The protest is denied.
Susan A. Poling
 The Sea Warrior Program encompasses “a complex portfolio of systems that enable the Navy to perform Human Resource (HR) and other non-tactical business operations ashore and afloat.” Agency Report (AR), exh. 2, Performance Work Statement (PWS), at 4.
 The total ceiling value for the procurement is $300 million. AR, exh. 1, RFP, at 2.
 Of relevance to this protest, the solicitation states that “[t]he NetRPA application is the Navy’s primary market research tool utilized for making decisions concerning the placement of personnel, the setting of recruiting goals, and the alignment of Zone, Station, and Zone Improvement Program (ZIP) Codes at the Navy Recruiting Districts.” AR, exh. 4, PWS for NetRPA, at 3.

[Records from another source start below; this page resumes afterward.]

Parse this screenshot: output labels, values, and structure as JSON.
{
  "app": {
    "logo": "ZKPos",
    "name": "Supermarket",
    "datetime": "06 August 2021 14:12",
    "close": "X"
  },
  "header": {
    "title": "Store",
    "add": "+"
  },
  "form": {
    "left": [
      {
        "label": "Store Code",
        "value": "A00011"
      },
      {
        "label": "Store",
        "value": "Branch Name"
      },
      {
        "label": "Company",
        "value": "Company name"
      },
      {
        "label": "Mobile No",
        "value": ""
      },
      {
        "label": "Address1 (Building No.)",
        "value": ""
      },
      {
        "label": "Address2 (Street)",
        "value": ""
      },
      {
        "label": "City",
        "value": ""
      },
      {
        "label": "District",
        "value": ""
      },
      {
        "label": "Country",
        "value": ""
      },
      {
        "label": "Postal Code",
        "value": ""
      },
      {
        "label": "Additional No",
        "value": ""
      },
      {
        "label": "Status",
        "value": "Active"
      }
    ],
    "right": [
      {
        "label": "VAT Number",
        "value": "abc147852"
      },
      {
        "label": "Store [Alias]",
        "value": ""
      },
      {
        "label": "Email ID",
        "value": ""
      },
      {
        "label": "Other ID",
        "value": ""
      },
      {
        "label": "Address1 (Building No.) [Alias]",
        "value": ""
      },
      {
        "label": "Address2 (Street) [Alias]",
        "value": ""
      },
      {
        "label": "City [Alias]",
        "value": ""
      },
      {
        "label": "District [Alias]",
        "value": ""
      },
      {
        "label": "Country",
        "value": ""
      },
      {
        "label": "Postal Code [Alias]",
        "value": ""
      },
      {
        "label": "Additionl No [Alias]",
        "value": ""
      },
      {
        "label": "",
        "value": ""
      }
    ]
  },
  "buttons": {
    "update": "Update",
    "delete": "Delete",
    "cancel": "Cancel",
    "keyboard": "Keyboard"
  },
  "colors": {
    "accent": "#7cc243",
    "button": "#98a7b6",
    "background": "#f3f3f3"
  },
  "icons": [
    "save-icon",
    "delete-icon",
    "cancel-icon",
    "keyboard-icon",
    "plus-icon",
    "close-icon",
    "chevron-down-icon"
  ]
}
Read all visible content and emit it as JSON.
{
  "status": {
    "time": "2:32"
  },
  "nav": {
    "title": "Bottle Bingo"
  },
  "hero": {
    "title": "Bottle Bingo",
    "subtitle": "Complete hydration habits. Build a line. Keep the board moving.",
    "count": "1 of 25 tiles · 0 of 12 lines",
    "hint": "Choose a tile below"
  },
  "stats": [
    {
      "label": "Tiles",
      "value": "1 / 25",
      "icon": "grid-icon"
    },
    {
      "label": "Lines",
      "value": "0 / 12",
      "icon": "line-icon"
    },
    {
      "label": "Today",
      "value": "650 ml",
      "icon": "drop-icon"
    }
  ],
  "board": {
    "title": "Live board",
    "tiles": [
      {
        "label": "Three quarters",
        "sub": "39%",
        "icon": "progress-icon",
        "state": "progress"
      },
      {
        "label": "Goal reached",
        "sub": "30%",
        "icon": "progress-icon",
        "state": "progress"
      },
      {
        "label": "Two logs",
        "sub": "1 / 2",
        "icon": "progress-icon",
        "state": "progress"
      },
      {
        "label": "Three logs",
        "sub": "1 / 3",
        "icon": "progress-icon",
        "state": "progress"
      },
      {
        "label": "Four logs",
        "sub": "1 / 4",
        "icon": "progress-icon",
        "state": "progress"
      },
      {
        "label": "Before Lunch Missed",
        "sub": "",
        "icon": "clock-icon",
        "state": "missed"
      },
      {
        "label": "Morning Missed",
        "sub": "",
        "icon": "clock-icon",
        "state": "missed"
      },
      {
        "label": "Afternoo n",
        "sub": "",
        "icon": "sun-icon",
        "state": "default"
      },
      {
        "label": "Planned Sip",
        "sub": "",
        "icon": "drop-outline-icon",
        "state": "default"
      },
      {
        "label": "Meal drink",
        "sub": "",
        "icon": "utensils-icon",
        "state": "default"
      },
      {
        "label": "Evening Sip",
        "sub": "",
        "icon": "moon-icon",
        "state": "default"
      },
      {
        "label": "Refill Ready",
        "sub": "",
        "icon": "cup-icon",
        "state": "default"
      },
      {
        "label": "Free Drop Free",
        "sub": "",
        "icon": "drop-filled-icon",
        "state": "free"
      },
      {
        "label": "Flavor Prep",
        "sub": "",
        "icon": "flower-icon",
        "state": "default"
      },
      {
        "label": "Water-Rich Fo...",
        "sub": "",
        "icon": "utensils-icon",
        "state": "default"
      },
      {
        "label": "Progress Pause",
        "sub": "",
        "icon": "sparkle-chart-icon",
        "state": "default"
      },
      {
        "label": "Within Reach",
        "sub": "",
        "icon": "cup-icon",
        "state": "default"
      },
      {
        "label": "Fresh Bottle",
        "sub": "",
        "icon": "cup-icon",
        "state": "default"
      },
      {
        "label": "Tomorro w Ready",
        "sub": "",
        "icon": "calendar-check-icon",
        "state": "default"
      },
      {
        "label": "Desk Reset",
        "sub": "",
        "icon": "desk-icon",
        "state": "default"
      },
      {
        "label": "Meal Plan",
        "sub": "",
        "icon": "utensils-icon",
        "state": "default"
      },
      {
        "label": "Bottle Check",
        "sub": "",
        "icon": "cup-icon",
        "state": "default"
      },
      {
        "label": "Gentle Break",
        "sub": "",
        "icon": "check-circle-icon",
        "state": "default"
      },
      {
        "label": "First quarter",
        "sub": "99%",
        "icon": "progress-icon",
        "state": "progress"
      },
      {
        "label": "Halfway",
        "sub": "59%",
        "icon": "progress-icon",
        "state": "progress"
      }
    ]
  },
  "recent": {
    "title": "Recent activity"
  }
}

 The solicitation provided that factors 1 through 4 were listed in descending order of importance; that factors 1 through 3 would be rated under an adjectival rating system of good, acceptable, marginal and unacceptable; and that factor 5 (past performance) would be evaluated on a pass/fail basis. RFP at 141-47.
 The solicitation added that proposals must “contain all pertinent information in sufficient detail so that the government evaluators are able to meaningfully evaluate the Offeror’s proposal without discussions” and must demonstrate that the offeror “has valid and practical solutions for all requirements.” RFP at 115. Finally, offerors were warned that the agency “may judge a proposal to be unacceptable” if it failed to “clearly reveal the Offeror’s proposed approach.” Id.
 The solicitation provided that the primary performance location for the NetRPA task order would be the government data center in New Orleans, Louisiana. AR, exh. 4, PWS for NetRPA, at 4-5.
 The agency explains that “[r]igorous cybersecurity requirements are applied to DOD and Department of the Navy (DON) systems . . . because of their potential impact on national security,” adding that “[c]ybersecurity requirements are heightened when . . . personally identifiable information (PII) data is present, particularly for members of the armed forces.” AR, exh. 8, Declaration of Agency’s Information Technology Specialist, Aug. 31, 2017, at 1.
 The solicitation defined [redacted]. AR, exh. 11, NetRPA Functional Requirements Document, at 103.
 Indeed, it appears that Syneren did not know whether the [redacted] software met the solicitation’s cybersecurity requirements when it submitted its proposal. Specifically, the record contains an email from a Syneren representative to an account executive for the [redacted] software developer that was sent 5 months after Syneren submitted its proposal, stating: “I understand that [redacted] on open internet is not secure. But we intend to use it on Navy datacenter. Is it secure if we use it on Navy datacenter?” Email from Syneren to Software Developer, Sept. 11, 2017.
 In responding to this protest, the agency explains that accreditation of Syneren’s proposed software could take as long as 24 months. AR, exh. 18, Declaration of TET Member, Sept. 1, 2017, at 2.